Critic Sara Kelly, writing about the literary adaptation, wrote: "For Ensler, not even the limits of the human constitution can keep a determined vagina down... The intent is purely missionary -- to reclaim the much-maligned 'vagina' for women... It is with great pride and purpose that Ensler invokes the 'V' word. Like a precocious child, she repeats those telltale three syllables guaranteed to get a rise out of the grown-ups. 'I say vagina,' she explains, 'because I want people to respond.' And they respond, she says, because they know they shouldn't. Since learning the word's liberating power for herself as an adult, Ensler has hardly tired of its cryptic joys. 'I say it in my sleep,' she boasts. 'I say it because I'm not supposed to say it. I say it because it's an invisible word -- a word that stirs up anxiety, awkwardness, contempt and disgust'..."
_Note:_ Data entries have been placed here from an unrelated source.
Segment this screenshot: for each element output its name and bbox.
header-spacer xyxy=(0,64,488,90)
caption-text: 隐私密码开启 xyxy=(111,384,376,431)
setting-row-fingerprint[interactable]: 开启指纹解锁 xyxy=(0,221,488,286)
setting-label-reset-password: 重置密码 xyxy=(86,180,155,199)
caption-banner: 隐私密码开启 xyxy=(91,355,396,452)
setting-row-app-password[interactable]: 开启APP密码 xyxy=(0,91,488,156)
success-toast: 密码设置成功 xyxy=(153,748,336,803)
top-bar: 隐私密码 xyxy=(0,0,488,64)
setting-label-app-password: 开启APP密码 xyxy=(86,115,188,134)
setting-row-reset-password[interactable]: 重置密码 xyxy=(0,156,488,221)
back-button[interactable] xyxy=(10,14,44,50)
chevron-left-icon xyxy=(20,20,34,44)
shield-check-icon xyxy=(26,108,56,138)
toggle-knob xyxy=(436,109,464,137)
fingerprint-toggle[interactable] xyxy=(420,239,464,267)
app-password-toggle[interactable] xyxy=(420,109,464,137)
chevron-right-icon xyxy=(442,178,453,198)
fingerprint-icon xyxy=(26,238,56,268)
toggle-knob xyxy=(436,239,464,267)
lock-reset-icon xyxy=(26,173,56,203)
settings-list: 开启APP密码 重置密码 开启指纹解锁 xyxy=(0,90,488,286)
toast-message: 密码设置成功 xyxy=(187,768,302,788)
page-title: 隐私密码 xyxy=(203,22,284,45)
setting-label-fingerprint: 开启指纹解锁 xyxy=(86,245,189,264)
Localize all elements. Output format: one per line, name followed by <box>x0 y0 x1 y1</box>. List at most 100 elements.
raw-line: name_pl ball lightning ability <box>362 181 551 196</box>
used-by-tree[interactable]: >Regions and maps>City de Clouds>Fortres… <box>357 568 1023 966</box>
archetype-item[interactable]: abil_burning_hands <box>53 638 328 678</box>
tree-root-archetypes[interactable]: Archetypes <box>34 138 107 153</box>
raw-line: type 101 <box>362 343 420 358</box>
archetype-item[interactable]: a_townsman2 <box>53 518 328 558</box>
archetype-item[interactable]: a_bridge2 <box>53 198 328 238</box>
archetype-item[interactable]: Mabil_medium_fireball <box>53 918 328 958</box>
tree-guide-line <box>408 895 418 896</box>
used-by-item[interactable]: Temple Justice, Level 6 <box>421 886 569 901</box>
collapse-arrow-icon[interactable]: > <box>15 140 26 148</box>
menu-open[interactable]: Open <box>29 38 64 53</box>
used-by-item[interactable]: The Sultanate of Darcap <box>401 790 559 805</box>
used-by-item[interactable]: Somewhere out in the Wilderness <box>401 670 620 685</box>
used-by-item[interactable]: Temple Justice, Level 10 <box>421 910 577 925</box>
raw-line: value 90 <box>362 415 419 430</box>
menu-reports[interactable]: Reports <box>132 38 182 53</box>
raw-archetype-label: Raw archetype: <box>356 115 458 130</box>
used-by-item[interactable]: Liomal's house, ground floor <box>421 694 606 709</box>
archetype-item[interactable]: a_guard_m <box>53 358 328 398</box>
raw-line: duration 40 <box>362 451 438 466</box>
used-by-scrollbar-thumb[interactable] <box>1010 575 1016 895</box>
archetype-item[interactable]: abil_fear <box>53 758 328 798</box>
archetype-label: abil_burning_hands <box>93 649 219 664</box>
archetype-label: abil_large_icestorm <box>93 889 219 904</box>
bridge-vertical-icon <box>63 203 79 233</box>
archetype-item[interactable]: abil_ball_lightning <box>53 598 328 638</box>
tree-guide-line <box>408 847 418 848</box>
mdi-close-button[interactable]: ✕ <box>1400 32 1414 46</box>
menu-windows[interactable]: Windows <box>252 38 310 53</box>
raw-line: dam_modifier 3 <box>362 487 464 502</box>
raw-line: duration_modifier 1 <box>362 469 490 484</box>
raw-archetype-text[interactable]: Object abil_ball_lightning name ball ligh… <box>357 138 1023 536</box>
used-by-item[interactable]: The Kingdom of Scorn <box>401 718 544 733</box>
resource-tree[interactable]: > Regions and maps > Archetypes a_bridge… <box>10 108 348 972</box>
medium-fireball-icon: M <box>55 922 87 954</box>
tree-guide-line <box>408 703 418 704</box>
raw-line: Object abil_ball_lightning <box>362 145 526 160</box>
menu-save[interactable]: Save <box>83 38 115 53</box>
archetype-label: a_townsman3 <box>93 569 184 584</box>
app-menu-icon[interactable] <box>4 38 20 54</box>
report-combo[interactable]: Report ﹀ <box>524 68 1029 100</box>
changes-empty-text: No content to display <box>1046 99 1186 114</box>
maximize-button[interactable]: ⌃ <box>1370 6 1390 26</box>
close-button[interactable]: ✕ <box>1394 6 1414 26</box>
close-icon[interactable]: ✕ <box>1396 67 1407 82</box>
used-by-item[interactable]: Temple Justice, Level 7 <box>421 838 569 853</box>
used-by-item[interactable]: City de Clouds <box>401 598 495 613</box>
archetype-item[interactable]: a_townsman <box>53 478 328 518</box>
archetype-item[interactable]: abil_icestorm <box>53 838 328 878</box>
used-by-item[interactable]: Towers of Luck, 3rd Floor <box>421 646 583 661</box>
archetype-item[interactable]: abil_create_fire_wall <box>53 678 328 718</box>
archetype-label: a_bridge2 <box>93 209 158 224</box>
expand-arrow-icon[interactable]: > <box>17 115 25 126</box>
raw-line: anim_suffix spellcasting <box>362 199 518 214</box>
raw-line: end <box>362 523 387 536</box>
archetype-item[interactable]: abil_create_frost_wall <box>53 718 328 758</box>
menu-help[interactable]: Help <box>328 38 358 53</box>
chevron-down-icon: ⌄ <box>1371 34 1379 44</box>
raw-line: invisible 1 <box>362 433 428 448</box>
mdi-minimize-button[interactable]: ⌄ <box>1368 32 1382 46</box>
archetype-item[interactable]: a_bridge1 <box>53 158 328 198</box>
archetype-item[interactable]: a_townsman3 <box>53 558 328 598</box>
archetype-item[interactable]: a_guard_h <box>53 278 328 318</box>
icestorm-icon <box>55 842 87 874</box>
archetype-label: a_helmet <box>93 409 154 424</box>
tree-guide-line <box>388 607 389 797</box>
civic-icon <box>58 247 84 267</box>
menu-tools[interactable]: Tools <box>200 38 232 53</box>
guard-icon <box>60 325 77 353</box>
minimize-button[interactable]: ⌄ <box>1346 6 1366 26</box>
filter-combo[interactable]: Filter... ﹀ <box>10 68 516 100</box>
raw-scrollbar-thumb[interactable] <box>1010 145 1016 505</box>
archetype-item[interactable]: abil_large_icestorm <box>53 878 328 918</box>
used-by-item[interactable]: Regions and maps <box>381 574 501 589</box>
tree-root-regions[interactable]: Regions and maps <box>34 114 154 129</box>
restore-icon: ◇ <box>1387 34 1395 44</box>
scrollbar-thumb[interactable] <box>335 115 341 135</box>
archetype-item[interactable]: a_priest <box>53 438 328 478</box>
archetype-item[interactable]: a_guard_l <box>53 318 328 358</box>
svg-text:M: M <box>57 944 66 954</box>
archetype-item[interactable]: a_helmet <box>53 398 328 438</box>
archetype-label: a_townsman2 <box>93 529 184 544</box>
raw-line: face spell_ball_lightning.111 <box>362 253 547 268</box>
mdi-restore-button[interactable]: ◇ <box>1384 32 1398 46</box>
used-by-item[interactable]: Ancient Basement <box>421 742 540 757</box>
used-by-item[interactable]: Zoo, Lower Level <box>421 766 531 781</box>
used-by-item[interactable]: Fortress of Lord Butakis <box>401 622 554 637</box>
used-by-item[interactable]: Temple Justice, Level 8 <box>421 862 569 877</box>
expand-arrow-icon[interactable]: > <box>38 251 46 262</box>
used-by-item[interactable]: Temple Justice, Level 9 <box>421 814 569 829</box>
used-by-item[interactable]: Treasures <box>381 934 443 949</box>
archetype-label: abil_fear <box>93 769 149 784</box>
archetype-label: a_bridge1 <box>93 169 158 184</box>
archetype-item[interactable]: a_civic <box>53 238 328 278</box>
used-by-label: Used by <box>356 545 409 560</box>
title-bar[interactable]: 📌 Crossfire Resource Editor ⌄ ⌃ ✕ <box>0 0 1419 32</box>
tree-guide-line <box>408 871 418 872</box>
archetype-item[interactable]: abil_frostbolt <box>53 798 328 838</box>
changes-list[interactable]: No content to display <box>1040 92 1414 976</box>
The Visayan premiere of The Vagina Monologues featured three Filipino female performers -- Lara Fabregas, Christine Carlos, and Lynn Sherman -- all distinguished in the filed of theater, television, concerts, and recording. Following the tradition of productions of the same play in New York and London, the Philippine production has had a series of runs featuring other artists.



Does Dumaguete City deserve to see The Vagina Monologues again, this time with a Sillimanian cast in commemoration of V-Day? Without doubt, it does, if it is an academic community that thrives on liberation, and on respect of women. To admire Eve Ensler's efforts may be the true reflection of all we long to be as a community: transparent, intelligent, respectful, enlightened, always surging forward to the pursuit of understanding what makes all of us human.


The 2005 season starts February 28 and ends March 5. If you're around Dumaguete that time, do drop by for a poetry reading, an art show, a talk forum, and of course, the play itself.